Medgold Resources Corp. (the "Company" or "Medgold") is pleased to announce that it has been granted five exploration licences for precious and base metal mineralization in the Republic of Serbia. A block of three contiguous licences totalling 300 km2 is located in the southeast of the country, bordering Macedonia and Bulgaria. Two licences, each of 100 km2, are located approximately 50 km to the north of the southern licence block. A licence location map can be found on Medgold's website. Exploration activities on these licences will be fully funded through Medgold's Strategic Alliance with Fortuna Silver Mines (see news release dated 13th June, 2016).
Dan James, President of Medgold, commented: "We are very pleased to have received our first exploration licences in Serbia. They cover large areas of highly prospective ground and are under-explored for gold and silver. The licences are the result of a prolonged period of target generation, working with our partner, Fortuna Silver Mines, and a number of consultants, including Dr. Richard Sillitoe.
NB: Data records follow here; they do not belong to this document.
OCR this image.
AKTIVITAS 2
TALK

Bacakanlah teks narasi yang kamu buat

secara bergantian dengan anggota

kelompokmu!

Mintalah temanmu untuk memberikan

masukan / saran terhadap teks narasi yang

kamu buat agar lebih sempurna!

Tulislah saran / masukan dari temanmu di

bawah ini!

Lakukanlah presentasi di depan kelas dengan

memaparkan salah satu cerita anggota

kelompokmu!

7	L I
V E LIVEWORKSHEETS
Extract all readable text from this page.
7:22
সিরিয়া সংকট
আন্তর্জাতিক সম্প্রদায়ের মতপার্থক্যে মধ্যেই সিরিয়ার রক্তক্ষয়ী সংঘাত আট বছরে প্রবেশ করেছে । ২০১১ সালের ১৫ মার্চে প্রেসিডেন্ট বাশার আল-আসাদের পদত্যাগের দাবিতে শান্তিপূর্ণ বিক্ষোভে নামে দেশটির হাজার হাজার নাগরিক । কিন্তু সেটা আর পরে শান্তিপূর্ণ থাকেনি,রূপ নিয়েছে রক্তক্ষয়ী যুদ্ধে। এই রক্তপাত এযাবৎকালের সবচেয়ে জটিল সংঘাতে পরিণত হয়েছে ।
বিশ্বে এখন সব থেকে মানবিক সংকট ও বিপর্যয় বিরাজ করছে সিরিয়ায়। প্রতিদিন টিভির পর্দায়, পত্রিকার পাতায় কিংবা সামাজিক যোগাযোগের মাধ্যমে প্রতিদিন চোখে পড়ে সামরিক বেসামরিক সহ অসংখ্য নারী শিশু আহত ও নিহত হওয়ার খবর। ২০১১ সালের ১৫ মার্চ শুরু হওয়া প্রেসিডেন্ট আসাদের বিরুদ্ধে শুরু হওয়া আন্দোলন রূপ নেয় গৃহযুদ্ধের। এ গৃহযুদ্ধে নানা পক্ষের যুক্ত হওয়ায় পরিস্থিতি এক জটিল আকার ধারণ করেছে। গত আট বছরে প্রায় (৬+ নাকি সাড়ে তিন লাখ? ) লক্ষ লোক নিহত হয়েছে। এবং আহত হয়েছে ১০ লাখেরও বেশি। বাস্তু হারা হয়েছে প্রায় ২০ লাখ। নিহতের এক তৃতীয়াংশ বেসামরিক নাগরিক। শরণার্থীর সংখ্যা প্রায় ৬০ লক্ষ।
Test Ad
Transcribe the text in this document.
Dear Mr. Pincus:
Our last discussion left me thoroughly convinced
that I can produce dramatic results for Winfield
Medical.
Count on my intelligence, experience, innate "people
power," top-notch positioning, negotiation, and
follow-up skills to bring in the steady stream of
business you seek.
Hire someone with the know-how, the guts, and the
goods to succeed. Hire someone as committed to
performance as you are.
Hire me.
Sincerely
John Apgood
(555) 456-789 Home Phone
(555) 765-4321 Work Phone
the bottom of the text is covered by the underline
We're looking forward to commencing field work immediately, to ground-truth a series of prospective targets."
The licences are located in the Serbo-Macedonian Massif ("SMM"), a belt of crustal rocks that runs through Serbia along a north-south axis, extending southwards through Macedonia and Bulgaria and into Greece. In Serbia, the SMM is west of, but parallel to, the Timok Belt which hosts a number of copper-gold porphyry-epithermal deposits. The SMM is under-explored when compared to the Timok Belt, having seen lead and zinc exploration work by the Yugoslav government in the 1960s and 70s, but far less exploration post-2000 than the Timok Belt. In Greece, the SMM hosts several well-known gold deposits including Skouries, Olympias and Perama Hill, all of which are owned by Eldorado Gold.
The three contiguous licences are located along the Macedonian and Bulgarian borders, approximately 40 km southeast of the city of Vranje, in southeast Serbia. They cover areas of Palaeozoic metasediments, including calcareous schists and marbles, which have been intruded by a series of Cenozoic porphyritic felsic igneous dykes, and locally covered with recent alluvial sediments. Contact zones between dykes and favourable country rock are responsible for many of the known base and precious metal showings within the licence areas. Fairly extensive exploration was completed by the Yugoslav government in the 1960s and 1970s for lead and zinc. Precious metals are often referenced in the historical and archival exploration documentation, but were not the focus of any exploration efforts, nor systematically documented. Today, it is recognized that these mineralized systems are intermediate-sulphidation epithermal in nature, and their lack of historical precious metal exploration presents significant upside for Medgold.
The two other licences are located approximately 25 km due east of the city of Leskovac. These cover a series of flysch units comprised of limestones and shales which have been intruded by a series of Cenozoic porphyritic rocks. Almost no previous exploration has been undertaken in these areas.
Recently, Medgold purchased an exploration dataset from Dundee Precious Metals, which had in previous years conducted regional exploration campaigns over parts of these licence areas. The data include regional stream sediment sampling results and a number of fairly detailed soil sampling grids over historical showings and gold-anomalous stream sediment and rock chip results. The data are currently being reviewed and will be followed-up with a series of ground-truthing and quality-control exercises.
In the coming months, field crews will be undertaking licence-wide reconnaissance over all licences, as well as commencing a series of systematic soil and stream sediment sampling programs and a detailed review of the historical data.